Divorce has affected many generations in my family. Some occurred during years when it was rare for divorce; others in accelerating divorce rate eras. Regardless, any such move was always a source of great gossip about the parties involved. In the late 1800s the United States began to see an amplification of divorces during the women’s movement. A group of conventional religious men wanted strict laws to fight this rising issue; they were known as the National Divorce Reform League.
It is interesting to note that in 1890 only 5000 divorces were granted whereas less than a century later 1,000,000 were granted. Divorce bore a stigma within the society of the late 1800s, even though women were entering the workforce in increasing numbers, primarily as domestic servants. Women’s suffrage also was bringing to women the right to control their monies, to increasingly own their property, and to be granted custody of their own children in oft heated battles. By 1896 women could vote in four states. Times were changing.
This all sounds like the creation of great change in a short period. However, in looking at my own family’s ancestry, I found the story of the Durhams and the plight of unwanted and unexpected divorce petitioning in times of many children and almost no monies.
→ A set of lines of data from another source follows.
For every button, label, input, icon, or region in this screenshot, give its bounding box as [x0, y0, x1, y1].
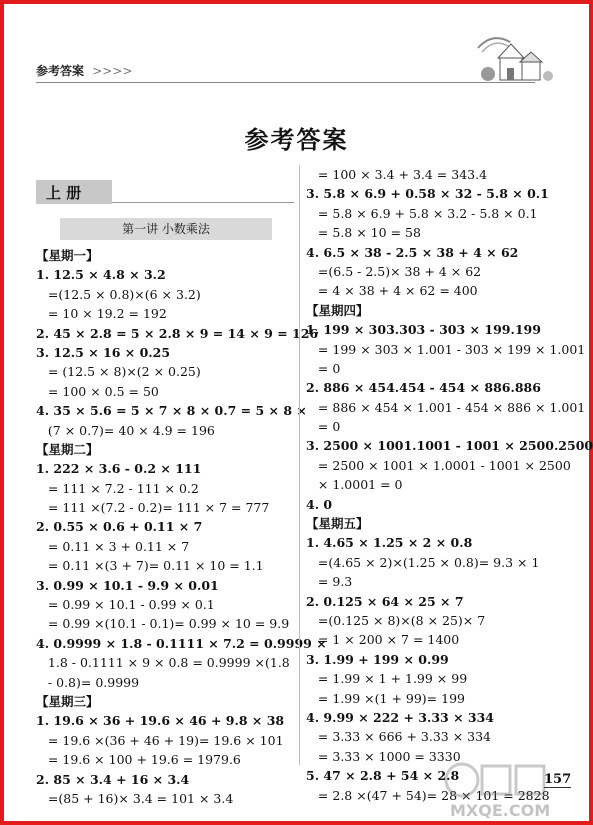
header-label: 参考答案	[36, 64, 85, 78]
answer-line: =(6.5 - 2.5)× 38 + 4 × 62	[306, 263, 482, 279]
watermark-text: MXQE.COM	[450, 801, 551, 820]
right-answer-column	[306, 165, 593, 805]
header-rule	[36, 82, 535, 83]
running-header	[36, 62, 132, 79]
answer-line: 4. 9.99 × 222 + 3.33 × 334	[306, 709, 495, 725]
column-divider	[299, 165, 300, 765]
answer-line: = 1.99 ×(1 + 99)= 199	[306, 690, 465, 706]
answer-line: = 19.6 ×(36 + 46 + 19)= 19.6 × 101	[36, 732, 284, 748]
answer-line: 1. 222 × 3.6 - 0.2 × 111	[36, 461, 202, 477]
answer-line: × 1.0001 = 0	[306, 477, 403, 493]
answer-line: 2. 85 × 3.4 + 16 × 3.4	[36, 771, 190, 787]
day-heading: 【星期五】	[306, 516, 369, 532]
answer-line: =(0.125 × 8)×(8 × 25)× 7	[306, 612, 486, 628]
answer-line: 2. 0.125 × 64 × 25 × 7	[306, 593, 464, 609]
answer-line: = 100 × 3.4 + 3.4 = 343.4	[306, 167, 488, 182]
answer-line: 1. 4.65 × 1.25 × 2 × 0.8	[306, 535, 473, 551]
answer-line: = 19.6 × 100 + 19.6 = 1979.6	[36, 752, 241, 768]
answer-line: 4. 35 × 5.6 = 5 × 7 × 8 × 0.7 = 5 × 8 ×	[36, 403, 307, 419]
answer-line: = 0	[306, 419, 341, 435]
answer-line: 2. 0.55 × 0.6 + 0.11 × 7	[36, 519, 203, 535]
answer-line: = 0.99 ×(10.1 - 0.1)= 0.99 × 10 = 9.9	[36, 616, 290, 632]
answer-line: = 5.8 × 10 = 58	[306, 225, 421, 241]
answer-line: 1. 12.5 × 4.8 × 3.2	[36, 267, 166, 283]
page-number: 157	[544, 772, 572, 787]
page-title: 参考答案	[244, 126, 349, 154]
house-decoration-icon	[470, 28, 560, 88]
answer-line: = (12.5 × 8)×(2 × 0.25)	[36, 364, 201, 380]
day-heading: 【星期二】	[36, 441, 99, 457]
answer-line: 3. 12.5 × 16 × 0.25	[36, 344, 171, 360]
answer-line: = 1 × 200 × 7 = 1400	[306, 632, 460, 648]
answer-line: = 3.33 × 666 + 3.33 × 334	[306, 729, 492, 745]
answer-line: 1.8 - 0.1111 × 9 × 0.8 = 0.9999 ×(1.8	[36, 655, 290, 671]
answer-line: = 100 × 0.5 = 50	[36, 383, 159, 399]
answer-line: 4. 0	[306, 496, 333, 512]
answer-line: 4. 6.5 × 38 - 2.5 × 38 + 4 × 62	[306, 244, 519, 260]
answer-line: =(4.65 × 2)×(1.25 × 0.8)= 9.3 × 1	[306, 554, 540, 570]
answer-line: = 1.99 × 1 + 1.99 × 99	[306, 671, 468, 687]
answer-line: 3. 5.8 × 6.9 + 0.58 × 32 - 5.8 × 0.1	[306, 186, 549, 202]
answer-line: = 0.11 ×(3 + 7)= 0.11 × 10 = 1.1	[36, 558, 264, 574]
answer-line: 1. 19.6 × 36 + 19.6 × 46 + 9.8 × 38	[36, 713, 285, 729]
answer-line: =(85 + 16)× 3.4 = 101 × 3.4	[36, 790, 234, 806]
answer-line: 1. 199 × 303.303 - 303 × 199.199	[306, 322, 541, 338]
day-heading: 【星期四】	[306, 302, 369, 318]
answer-line: = 5.8 × 6.9 + 5.8 × 3.2 - 5.8 × 0.1	[306, 205, 538, 221]
day-heading: 【星期三】	[36, 693, 99, 709]
answer-line: = 111 × 7.2 - 111 × 0.2	[36, 480, 199, 496]
answer-line: 3. 0.99 × 10.1 - 9.9 × 0.01	[36, 577, 219, 593]
answer-line: 5. 47 × 2.8 + 54 × 2.8	[306, 768, 460, 784]
answer-line: = 886 × 454 × 1.001 - 454 × 886 × 1.001	[306, 399, 586, 415]
header-arrows: >>>>	[92, 64, 133, 78]
answer-line: = 0	[306, 360, 341, 376]
answer-line: = 199 × 303 × 1.001 - 303 × 199 × 1.001	[306, 341, 586, 357]
answer-line: 4. 0.9999 × 1.8 - 0.1111 × 7.2 = 0.9999 ×	[36, 635, 327, 651]
answer-line: = 111 ×(7.2 - 0.2)= 111 × 7 = 777	[36, 500, 270, 516]
answer-line: = 0.11 × 3 + 0.11 × 7	[36, 538, 190, 554]
lecture-heading: 第一讲 小数乘法	[60, 218, 272, 240]
answer-line: = 10 × 19.2 = 192	[36, 306, 167, 322]
answer-line: = 3.33 × 1000 = 3330	[306, 748, 461, 764]
section-rule	[112, 202, 294, 203]
answer-line: =(12.5 × 0.8)×(6 × 3.2)	[36, 286, 201, 302]
answer-line: 3. 2500 × 1001.1001 - 1001 × 2500.2500	[306, 438, 593, 454]
answer-line: 2. 886 × 454.454 - 454 × 886.886	[306, 380, 541, 396]
day-heading: 【星期一】	[36, 248, 99, 263]
answer-line: - 0.8)= 0.9999	[36, 674, 140, 690]
answer-line: = 9.3	[306, 574, 353, 590]
answer-line: 2. 45 × 2.8 = 5 × 2.8 × 9 = 14 × 9 = 126	[36, 325, 319, 341]
answer-line: = 0.99 × 10.1 - 0.99 × 0.1	[36, 597, 215, 613]
answer-line: = 2.8 ×(47 + 54)= 28 × 101 = 2828	[306, 787, 550, 803]
answer-line: 3. 1.99 + 199 × 0.99	[306, 651, 449, 667]
answer-line: = 2500 × 1001 × 1.0001 - 1001 × 2500	[306, 457, 571, 473]
answer-line: (7 × 0.7)= 40 × 4.9 = 196	[36, 422, 215, 438]
section-label: 上 册	[46, 184, 82, 202]
answer-line: = 4 × 38 + 4 × 62 = 400	[306, 283, 478, 299]
left-answer-column	[36, 246, 327, 808]
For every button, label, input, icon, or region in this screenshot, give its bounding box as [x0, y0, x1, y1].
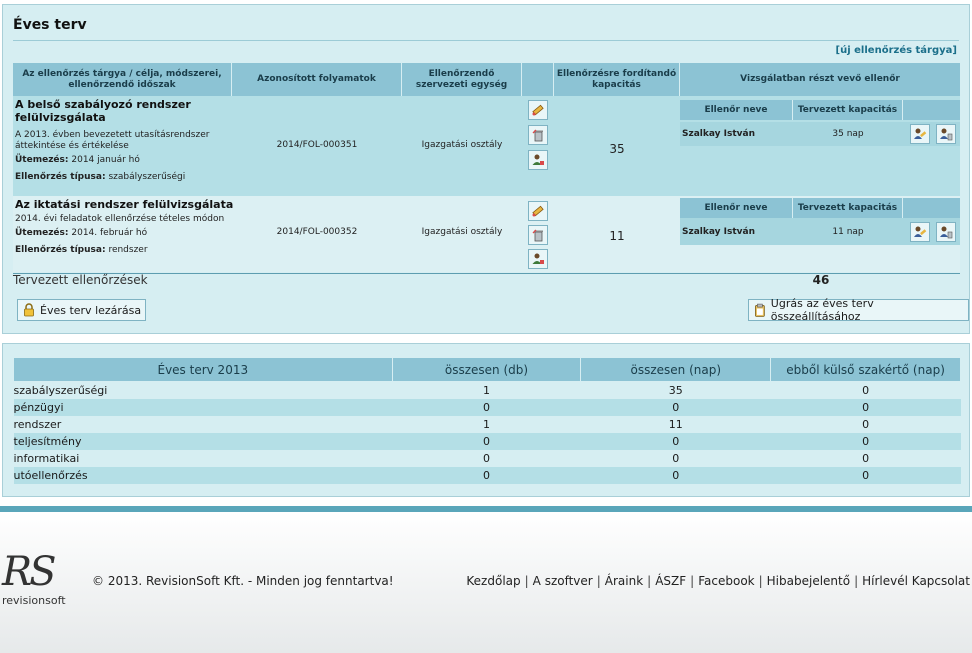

This brings a stark reality to divorce in rural Kentucky and Missouri in 1883. Following is the story of John Coleman Durham and his two wives:
“Kentucky Jim” Durham and Jane Coleman Durham, cousins, married. James moved to Missouri to be near his father several times, but kept returning to Kentucky. Jane became married to Kentucky Jim and must have been in Missouri with him because their son John Coleman Durham was born in Missouri. Don’t know why Kentucky Jim didn’t want to stay in Missouri, but Kentucky drew him home time and time again.
John Coleman Durham, son of Kentucky Jim; John married Rachel Black on August 5, 1869. By 1883 they had 5 children. Rachel was born with a birth defect, a club foot. We do not know which foot or how badly turned in this foot was. She was able to walk and to travel, and travel she did – to court to defend herself against her husband’s filing for divorce! Divorce was uncommon in the late 1800’s and would quickly be the topic of a great deal of gossip.
John was a school teacher who had five living children with his wife Rachel in Kentucky. His eyes strayed all the way to Missouri. They became focused upon his first cousin, Martha Washington Durham, whom he met while teaching in Missouri. John was much older than Martha who was born the same year that John married his first wife Rachel in 1869. Sometime around 1893 John filed for divorce against Rachel and he alleged that she was unfaithful, but nothing about his own wandering eye for Martha.
Back home in Kentucky, Rachel got notified of the divorce and the court date…in Missouri. To fund her trip to Missouri, she sold her cow for train fare. She also gathered letters attesting to her good conduct from the Mt. Calvary Baptist Church. Having no luggage, she packed her clothes, letters, and necessities, placing them in a flour sack for the trip. From the sale of the cow, she received enough money for the trip to Missouri and the trip back, and it was her intention to bring her straying husband back to Kentucky on that return trip. She was extremely gutsy to say the least. With her limited funds, she did not have the monies needed for a room at an inn or for transportation or even food while in Missouri. John knew she was arriving, but he did not come to the train station to meet her. A minister who happened to be at the station helped Rachel by providing shelter and transportation to the courthouse.
John, who had failed to come to the station, also failed to come to the courthouse! No information is known as to when John got his divorce, but, he has six children with Martha without marriage but finally did marry her in 1913. Rachel did not die until 1918. John died 13 years after he officially married Martha.
Rachel showed extreme courage in her trip to Missouri. Traveling alone, hard. Traveling with a club foot, likely hard. Traveling with no funds, hard. John abandoning her completely, hard.
When she returned to Casey County, Kentucky, she did get her cow back though. That is a good thing. The milk cow was either bought by her brother Andrew Black or retrieved in some way by him, and returned to her and the children.
And life goes on….and today there are high divorce rates in America.